Marie-Sophie Ramspacher publie le 25 février 2013 un article sur le fait de réussir sans diplôme dans le domaine de l’entreprenariat. Il y est dit que la France n’est pas un pays favorable pour un autodidacte qui veut atteindre le sommet car seuls 3 % des chefs d’entreprises ont réussi sans diplôme. Quelques chaînes de distribution embauchent toutefois sans prendre en compte si la personne recrutée possède ou non des diplômes.

Selon le directeur général de Heidrick&Struggles France, Alain Deniau, les pays méritocratiques comme les Etats-Unis et le Canada constituent les seuls lieux où les autodidactes peuvent exceller et réussir. C’est seulement à leur retour en France que ces jeunes managers dotés de bonne volonté commencent à intéresser les entreprises, surtout vu la pénurie de dirigeants et de nouveaux talents. En France, la formation sur le tas requiert une énergie hors du commun pour les personnes ne désirant pas ou ne disposant pas des moyens nécessaires pour s’expatrier. En effet, la plupart des grandes entreprises privilégient les personnes ayant des diplômes au lieu d’une autre sans CV, même pour un poste de vendeur. Pour parvenir à un poste au niveau de la direction générale d’une entreprise française, la création de sa propre entreprise demeure la meilleure solution.

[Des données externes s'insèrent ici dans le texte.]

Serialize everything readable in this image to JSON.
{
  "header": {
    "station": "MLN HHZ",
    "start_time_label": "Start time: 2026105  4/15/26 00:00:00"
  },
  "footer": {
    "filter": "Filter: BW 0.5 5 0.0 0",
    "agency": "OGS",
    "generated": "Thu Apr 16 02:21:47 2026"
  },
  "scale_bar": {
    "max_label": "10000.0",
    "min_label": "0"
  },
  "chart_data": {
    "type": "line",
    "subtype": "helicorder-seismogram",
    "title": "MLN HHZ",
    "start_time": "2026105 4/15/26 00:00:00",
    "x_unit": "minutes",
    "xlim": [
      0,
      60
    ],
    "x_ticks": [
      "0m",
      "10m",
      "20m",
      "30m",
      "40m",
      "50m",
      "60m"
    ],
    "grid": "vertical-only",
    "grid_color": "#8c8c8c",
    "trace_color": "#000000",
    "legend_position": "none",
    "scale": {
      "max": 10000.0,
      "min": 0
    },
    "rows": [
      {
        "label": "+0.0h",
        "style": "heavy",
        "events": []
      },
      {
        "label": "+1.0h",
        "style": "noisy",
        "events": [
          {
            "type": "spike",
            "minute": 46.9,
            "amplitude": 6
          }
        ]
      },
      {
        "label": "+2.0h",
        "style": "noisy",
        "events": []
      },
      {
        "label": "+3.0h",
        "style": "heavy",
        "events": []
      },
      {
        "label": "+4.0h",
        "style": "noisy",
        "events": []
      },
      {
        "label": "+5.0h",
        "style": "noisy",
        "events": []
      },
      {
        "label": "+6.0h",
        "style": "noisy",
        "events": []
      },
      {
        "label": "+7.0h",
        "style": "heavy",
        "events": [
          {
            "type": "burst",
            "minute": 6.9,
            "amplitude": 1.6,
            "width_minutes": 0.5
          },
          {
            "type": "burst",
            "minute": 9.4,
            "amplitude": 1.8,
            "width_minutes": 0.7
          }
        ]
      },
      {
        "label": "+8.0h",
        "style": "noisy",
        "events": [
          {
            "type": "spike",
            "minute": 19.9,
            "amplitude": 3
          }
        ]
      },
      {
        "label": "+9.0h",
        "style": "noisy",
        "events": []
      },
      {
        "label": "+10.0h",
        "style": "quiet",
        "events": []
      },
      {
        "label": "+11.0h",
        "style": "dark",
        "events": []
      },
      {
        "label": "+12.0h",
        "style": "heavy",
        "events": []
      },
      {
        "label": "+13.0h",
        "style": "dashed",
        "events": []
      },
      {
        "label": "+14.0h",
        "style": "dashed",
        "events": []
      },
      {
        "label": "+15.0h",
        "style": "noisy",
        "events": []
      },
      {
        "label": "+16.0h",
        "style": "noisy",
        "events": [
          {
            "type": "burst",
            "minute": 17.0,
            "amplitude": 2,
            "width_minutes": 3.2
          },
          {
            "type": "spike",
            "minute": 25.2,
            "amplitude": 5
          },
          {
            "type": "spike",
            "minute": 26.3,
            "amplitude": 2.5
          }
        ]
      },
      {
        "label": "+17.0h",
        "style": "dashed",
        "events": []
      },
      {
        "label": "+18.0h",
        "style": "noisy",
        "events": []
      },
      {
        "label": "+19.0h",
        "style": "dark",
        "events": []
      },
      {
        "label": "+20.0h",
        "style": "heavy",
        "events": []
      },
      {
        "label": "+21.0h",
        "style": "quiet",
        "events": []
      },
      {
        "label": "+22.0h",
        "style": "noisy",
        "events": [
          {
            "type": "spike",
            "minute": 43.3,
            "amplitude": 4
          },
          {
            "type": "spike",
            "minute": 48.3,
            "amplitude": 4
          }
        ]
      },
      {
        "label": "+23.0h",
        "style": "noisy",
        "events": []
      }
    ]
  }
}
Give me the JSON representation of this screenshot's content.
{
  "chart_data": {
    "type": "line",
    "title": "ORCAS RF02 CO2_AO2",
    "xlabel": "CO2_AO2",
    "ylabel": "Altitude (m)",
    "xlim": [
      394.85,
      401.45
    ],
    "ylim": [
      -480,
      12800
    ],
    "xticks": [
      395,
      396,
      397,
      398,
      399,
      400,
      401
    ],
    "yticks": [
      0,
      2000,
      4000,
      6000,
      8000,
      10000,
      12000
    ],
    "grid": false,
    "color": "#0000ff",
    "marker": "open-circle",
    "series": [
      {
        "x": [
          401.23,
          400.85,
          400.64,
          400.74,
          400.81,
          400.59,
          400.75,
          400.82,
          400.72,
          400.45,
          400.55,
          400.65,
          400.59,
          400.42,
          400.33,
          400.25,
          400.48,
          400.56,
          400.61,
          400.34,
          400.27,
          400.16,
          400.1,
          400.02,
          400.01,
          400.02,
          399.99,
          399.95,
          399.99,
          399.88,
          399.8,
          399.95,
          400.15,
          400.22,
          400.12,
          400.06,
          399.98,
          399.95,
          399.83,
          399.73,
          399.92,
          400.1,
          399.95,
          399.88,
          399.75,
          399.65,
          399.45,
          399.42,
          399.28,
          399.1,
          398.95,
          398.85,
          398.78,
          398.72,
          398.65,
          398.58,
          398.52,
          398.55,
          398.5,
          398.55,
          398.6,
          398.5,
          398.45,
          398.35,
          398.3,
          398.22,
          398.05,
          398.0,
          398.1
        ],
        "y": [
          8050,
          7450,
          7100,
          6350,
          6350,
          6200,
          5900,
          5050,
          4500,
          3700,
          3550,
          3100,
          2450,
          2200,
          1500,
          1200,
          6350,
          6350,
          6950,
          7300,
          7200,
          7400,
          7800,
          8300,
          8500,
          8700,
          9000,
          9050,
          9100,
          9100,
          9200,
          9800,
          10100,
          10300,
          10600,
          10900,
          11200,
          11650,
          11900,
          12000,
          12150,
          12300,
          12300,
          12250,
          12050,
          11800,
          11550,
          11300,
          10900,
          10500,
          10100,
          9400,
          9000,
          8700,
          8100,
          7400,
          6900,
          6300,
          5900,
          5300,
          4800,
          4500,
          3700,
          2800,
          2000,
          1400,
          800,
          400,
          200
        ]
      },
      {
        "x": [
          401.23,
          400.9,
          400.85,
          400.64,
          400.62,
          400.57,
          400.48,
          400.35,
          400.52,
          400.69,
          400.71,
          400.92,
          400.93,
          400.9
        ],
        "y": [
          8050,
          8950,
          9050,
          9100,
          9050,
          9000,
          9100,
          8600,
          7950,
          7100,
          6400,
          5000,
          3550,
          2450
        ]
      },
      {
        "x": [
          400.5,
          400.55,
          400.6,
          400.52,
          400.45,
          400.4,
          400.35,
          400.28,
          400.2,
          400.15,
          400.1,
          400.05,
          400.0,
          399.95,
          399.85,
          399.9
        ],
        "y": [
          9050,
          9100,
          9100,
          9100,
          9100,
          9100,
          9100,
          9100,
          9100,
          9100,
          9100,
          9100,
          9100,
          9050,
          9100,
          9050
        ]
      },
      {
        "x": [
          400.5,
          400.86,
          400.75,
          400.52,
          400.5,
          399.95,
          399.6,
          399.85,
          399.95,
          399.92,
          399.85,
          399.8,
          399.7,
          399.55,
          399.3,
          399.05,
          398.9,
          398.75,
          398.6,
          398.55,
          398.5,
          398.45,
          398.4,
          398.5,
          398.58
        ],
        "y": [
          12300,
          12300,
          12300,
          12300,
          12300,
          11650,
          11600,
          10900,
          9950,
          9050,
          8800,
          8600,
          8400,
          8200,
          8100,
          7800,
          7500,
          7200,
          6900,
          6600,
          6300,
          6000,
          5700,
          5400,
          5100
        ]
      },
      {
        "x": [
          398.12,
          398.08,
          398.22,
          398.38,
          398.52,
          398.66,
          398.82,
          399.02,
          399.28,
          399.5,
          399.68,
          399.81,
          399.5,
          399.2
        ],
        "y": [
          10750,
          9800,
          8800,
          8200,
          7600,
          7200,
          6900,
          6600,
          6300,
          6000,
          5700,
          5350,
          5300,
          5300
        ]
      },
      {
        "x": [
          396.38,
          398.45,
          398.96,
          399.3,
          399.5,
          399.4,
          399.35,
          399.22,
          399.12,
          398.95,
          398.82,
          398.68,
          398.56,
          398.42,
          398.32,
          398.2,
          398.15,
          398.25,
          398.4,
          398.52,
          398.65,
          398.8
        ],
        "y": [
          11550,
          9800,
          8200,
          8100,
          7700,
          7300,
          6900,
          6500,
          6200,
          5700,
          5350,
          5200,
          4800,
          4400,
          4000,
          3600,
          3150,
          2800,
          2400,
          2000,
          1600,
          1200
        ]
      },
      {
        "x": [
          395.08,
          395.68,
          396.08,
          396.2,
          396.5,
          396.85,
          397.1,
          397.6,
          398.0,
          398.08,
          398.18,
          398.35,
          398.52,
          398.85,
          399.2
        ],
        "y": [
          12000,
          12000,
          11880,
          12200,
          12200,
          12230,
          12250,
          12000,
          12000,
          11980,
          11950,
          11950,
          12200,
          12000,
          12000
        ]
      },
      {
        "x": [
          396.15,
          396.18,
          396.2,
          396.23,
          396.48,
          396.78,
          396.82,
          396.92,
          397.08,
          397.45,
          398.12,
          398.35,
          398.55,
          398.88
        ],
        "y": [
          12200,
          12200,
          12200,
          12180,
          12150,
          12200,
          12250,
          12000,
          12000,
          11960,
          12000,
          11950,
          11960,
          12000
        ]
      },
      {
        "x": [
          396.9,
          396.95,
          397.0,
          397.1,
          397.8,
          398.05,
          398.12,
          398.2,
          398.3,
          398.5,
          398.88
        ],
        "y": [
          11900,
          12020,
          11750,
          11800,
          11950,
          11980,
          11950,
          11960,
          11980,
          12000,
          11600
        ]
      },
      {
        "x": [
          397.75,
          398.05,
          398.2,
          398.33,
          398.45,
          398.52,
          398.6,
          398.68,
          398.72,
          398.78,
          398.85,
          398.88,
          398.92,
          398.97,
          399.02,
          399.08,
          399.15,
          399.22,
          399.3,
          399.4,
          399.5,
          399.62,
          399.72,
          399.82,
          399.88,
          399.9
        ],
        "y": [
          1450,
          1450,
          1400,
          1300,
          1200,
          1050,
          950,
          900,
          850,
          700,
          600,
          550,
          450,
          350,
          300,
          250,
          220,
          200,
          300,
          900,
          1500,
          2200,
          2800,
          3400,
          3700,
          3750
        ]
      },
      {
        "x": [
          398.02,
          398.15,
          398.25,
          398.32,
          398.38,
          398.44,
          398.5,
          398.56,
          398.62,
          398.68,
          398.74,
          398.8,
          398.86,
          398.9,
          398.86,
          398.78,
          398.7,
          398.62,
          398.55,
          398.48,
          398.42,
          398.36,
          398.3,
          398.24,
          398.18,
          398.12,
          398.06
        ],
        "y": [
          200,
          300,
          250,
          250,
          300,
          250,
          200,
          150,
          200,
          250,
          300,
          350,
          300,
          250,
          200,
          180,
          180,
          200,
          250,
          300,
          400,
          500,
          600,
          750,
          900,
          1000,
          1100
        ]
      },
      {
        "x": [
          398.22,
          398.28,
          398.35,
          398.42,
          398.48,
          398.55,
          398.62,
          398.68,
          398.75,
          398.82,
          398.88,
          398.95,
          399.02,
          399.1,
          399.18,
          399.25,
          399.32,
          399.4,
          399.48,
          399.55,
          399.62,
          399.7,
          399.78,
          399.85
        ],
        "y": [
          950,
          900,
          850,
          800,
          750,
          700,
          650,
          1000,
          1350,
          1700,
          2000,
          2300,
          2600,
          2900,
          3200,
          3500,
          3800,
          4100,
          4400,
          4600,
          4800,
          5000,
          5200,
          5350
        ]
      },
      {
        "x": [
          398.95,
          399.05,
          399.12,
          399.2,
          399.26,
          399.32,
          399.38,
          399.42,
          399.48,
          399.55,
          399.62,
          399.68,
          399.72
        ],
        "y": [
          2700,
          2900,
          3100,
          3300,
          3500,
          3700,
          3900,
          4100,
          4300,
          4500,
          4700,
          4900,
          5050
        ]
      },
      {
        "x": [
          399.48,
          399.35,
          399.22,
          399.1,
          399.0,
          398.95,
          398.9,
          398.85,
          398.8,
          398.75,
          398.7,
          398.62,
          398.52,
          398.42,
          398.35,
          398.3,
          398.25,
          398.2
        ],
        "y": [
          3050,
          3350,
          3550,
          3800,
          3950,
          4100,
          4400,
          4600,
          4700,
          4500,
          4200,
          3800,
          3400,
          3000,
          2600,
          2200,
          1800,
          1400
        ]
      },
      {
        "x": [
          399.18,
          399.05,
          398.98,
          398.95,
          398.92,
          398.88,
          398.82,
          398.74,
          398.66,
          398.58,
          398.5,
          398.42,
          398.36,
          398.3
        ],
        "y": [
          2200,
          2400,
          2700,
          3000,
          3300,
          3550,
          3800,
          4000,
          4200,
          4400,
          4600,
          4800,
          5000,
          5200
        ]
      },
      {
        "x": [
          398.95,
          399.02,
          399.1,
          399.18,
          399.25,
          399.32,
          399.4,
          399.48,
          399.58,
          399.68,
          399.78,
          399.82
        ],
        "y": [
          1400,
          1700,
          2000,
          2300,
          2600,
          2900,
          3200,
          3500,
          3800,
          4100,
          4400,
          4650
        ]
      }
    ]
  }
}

Des exceptions existent toutefois au niveau de quelques secteurs de la distribution car on y embauche sans CV du fait de la pénurie de volontaires pour la gestion de leurs entreprises. Tel est par exemple le cas de Bricoman qui mise sur la promotion et la formation de ses aspirants directeurs de magasin en situation au lieu de recruter de nouvelles têtes pour la gestion de leurs magasins. GiFi, spécialisé dans la distribution de produits à petit prix pour la maison opte également pour cette solution de promotion en interne et c’est ainsi que des directeurs de magasin sont ainsi devenus directeurs régionaux. Thierry Boukhari, directeur des ressources humaines du groupe, parle en ces termes sur les employés de l’entreprise : « Outre leur motivation, ceux que nous détectons disposent de compétences qui ne s'apprennent pas, comme le sens du client et de la loyauté ».